Debra Granik knows a great spider web when she sees it, and she knows a great face, too. Her finely wrought father-daughter drama Leave No Trace opens with a few snapshots from the natural world: Leafy fronds made translucent by the sun, moss drooping from a tree as if caught in a dead faint, some perfect samples of that aforementioned spider handiwork, each filament gleaming like a secret. (The cinematographer is Michael McDonough, who also shot Granik’s 2010 Winter’s Bone.) But the real showstopper here is a face, that of young New Zealand actor Thomasin McKenzie, who plays Tom, a teenager who lives in the woods we’ve just seen—actually a national park in the Pacific Northwest—with her father, Will (Ben Foster), a survivalist in the most essential sense of the word.
Tom and Will sleep under a tent by night but by day live beneath the trees, foraging for food that they’ll later cook with the help of a fire they’ve built themselves. Will can’t follow the dictates of society—he’s got to do things his own way, and his own way means raising his daughter alone in this forest that is really a park. The two are close, but not in an excessively talkative way. The bond between them is a kind of warm, unspoken respect. When Will hands Tom a stick for the fire the two are building, she starts shaving away at it with a small knife, scraping it into flame-friendly curlicues. This one is “good for feathering,” she notes, as if her father has just handed her a gift. All the while, we’re looking at this young woman—with her heart-shaped face, like a Victorian valentine, and her steadfast gaze—and thinking, She should be in school. She should have friends. How is she going to meet a boy, or a girl, she likes?
Will is teaching his daughter all he knows, or at least all he thinks he knows—and still, it isn’t enough. Leave No Trace—adapted by Granik and Anne Rossellini from a novel by Peter Rock—is a gorgeous story about adolescence, about basic human kindness, about separation and reconciliation, about the limits of what parents can teach their kids. It’s also about living on the fringe in this country not by necessity but by choice, although necessity may also have something to do with it—these two don’t have a lot of money, but they’ve figured out how to live on very little. Will is troubled, for reasons that the movie signals subtly enough, but he’s not as much of a weirdo as you might think. In case you’re curious, there are no grisly, tooth-and-claw hunting scenes in Leave No Trace, and there’s no horror-show sexual-impropriety angle—this movie isn’t about that. Instead, it uses this somewhat extraordinary father-daughter relationship to talk about ordinary things. Will is teaching his daughter to be self-sufficient, as he is, and to hide from people, as he does: He calls for impromptu drills to test how well she can melt into the forest, to elude capture by park rangers should it be necessary. He almost literally wants to erase himself from the world, even as Tom is aching to assert her place in it.

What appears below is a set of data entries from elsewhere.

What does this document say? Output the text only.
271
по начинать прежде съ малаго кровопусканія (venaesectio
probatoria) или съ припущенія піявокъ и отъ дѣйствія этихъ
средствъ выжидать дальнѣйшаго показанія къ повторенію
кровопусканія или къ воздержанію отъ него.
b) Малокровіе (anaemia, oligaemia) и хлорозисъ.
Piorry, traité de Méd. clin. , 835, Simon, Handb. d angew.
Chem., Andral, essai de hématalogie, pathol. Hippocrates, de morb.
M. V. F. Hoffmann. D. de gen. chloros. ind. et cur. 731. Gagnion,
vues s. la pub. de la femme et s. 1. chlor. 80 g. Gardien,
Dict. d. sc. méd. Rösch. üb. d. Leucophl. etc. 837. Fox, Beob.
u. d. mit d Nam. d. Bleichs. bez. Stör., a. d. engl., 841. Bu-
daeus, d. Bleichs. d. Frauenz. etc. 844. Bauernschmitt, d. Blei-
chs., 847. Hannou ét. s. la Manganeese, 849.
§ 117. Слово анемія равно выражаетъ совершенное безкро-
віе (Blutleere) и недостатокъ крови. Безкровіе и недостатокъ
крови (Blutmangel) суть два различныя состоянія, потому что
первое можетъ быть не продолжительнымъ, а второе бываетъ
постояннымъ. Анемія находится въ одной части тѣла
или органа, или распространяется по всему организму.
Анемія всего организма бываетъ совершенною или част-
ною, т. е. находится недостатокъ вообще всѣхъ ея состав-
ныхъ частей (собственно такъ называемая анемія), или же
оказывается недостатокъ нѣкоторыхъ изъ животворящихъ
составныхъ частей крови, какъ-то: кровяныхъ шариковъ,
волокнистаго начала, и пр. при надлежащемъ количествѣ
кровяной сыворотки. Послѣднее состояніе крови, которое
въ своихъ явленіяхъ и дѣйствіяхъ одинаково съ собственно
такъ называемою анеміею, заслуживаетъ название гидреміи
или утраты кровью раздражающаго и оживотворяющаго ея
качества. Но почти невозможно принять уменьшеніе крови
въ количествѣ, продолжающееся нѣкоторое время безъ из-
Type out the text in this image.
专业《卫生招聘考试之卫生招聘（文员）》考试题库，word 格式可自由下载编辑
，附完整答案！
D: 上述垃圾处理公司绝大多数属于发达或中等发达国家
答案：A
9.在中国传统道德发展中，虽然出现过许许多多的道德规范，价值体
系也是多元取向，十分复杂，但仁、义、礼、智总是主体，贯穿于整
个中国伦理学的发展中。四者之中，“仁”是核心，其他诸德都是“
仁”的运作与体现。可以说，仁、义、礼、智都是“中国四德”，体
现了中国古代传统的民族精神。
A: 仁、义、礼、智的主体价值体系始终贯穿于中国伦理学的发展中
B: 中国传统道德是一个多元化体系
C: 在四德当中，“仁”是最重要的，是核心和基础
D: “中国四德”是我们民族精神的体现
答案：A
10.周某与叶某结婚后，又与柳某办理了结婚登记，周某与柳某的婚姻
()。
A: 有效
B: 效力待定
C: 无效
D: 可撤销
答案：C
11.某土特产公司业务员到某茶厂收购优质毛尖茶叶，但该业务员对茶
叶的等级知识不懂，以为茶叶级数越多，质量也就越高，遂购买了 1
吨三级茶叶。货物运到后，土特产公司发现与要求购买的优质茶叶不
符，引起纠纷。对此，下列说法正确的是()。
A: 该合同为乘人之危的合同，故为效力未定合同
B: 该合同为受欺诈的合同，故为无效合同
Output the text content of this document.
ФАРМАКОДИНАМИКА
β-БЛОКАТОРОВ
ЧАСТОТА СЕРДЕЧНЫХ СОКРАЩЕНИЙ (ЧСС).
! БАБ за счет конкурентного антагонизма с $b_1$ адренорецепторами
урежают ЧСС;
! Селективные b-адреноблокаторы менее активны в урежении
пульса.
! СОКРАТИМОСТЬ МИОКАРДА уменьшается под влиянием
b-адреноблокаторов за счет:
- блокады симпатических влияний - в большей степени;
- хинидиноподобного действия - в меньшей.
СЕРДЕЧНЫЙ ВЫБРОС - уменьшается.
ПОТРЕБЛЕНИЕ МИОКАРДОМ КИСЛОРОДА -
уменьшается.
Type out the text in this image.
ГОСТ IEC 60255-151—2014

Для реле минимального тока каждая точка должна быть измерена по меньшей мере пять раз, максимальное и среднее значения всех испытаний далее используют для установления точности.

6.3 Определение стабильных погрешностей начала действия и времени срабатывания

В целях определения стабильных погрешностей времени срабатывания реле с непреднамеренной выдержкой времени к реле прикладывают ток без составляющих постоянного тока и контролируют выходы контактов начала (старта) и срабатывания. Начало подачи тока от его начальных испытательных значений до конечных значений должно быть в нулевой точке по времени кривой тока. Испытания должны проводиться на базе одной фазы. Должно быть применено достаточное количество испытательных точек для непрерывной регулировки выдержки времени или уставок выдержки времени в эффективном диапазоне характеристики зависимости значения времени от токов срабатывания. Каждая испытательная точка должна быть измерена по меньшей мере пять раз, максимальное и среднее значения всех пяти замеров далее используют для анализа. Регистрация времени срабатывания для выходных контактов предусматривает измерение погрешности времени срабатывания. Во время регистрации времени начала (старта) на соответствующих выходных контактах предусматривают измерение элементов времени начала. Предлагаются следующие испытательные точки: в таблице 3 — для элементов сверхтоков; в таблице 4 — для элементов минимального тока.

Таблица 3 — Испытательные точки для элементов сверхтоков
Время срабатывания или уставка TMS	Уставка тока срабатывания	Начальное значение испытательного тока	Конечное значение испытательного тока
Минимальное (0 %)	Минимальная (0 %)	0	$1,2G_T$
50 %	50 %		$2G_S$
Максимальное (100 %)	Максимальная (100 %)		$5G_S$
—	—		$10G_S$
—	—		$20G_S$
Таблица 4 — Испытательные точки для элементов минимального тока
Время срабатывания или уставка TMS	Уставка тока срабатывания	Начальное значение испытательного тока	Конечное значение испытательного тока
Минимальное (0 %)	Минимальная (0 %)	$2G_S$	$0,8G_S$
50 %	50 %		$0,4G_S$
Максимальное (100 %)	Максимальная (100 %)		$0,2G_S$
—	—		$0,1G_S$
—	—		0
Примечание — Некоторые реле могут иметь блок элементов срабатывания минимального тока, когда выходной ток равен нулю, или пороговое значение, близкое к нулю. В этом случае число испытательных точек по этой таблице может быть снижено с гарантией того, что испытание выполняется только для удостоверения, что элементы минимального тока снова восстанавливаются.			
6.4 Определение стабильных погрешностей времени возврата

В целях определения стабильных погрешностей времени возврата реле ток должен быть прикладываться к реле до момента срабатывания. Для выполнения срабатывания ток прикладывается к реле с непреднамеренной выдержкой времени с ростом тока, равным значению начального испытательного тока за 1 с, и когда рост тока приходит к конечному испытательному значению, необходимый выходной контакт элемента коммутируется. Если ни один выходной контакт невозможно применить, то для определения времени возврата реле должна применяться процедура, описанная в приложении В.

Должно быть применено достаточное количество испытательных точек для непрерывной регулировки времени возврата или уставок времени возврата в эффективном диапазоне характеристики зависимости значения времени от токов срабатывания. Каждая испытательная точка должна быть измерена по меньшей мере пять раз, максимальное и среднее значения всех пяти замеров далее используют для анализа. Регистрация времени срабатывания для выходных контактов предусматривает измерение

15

The tension between them is both wrenching and beautiful, and that’s key to the movie’s power. There’s no such thing as perfect love in families; often it’s the fine threads of tension that actually hold things together. Granik’s Winter’s Bone was greatly admired for the way it presented “ordinary people” of the Ozarks. But Leave No Trace is better. Even though the intentions of Winter’s Bone were surely pure, there was something sociologically voyeuristic about the way the movie presented those ordinary people, using tight close-ups to highlight every wrinkle and missing tooth: Ah, the simplicity of simple folk! As if being poor were by itself a kind a virtue that ought to be admired by city people.
But Winter’s Bone did introduce Jennifer Lawrence to the world, and when I think of that movie, it’s her face that haunts me. Granik has a gift for finding the right face to tell the story, and she’s done it again in Leave No Trace. McKenzie tells us everything about Tom with very few lines of dialogue: When she finds a rabbit loping along the side of the road, she scoops it up and finds her way to its owner, a sweet-faced boy (played by Isaiah Stone, also seen in Winter’s Bone and Andrea Arnold’s American Honey) who suggests that if she likes rabbits, she might like to come ’round to a local club that teaches kids how to care for them. The look on Tom’s face—of uncertainty, of yearning, of “Yes, I would like to be with other young people” and “Yes, I would like to learn more about rabbits”—says everything about youth, about wanting to define yourself as an individual but also wanting, in some way, to belong. To do that, you must step out of invisibility. Tom’s father has taught her well how to erase her tracks. She doesn’t yet know that the only way to live life is to leave them.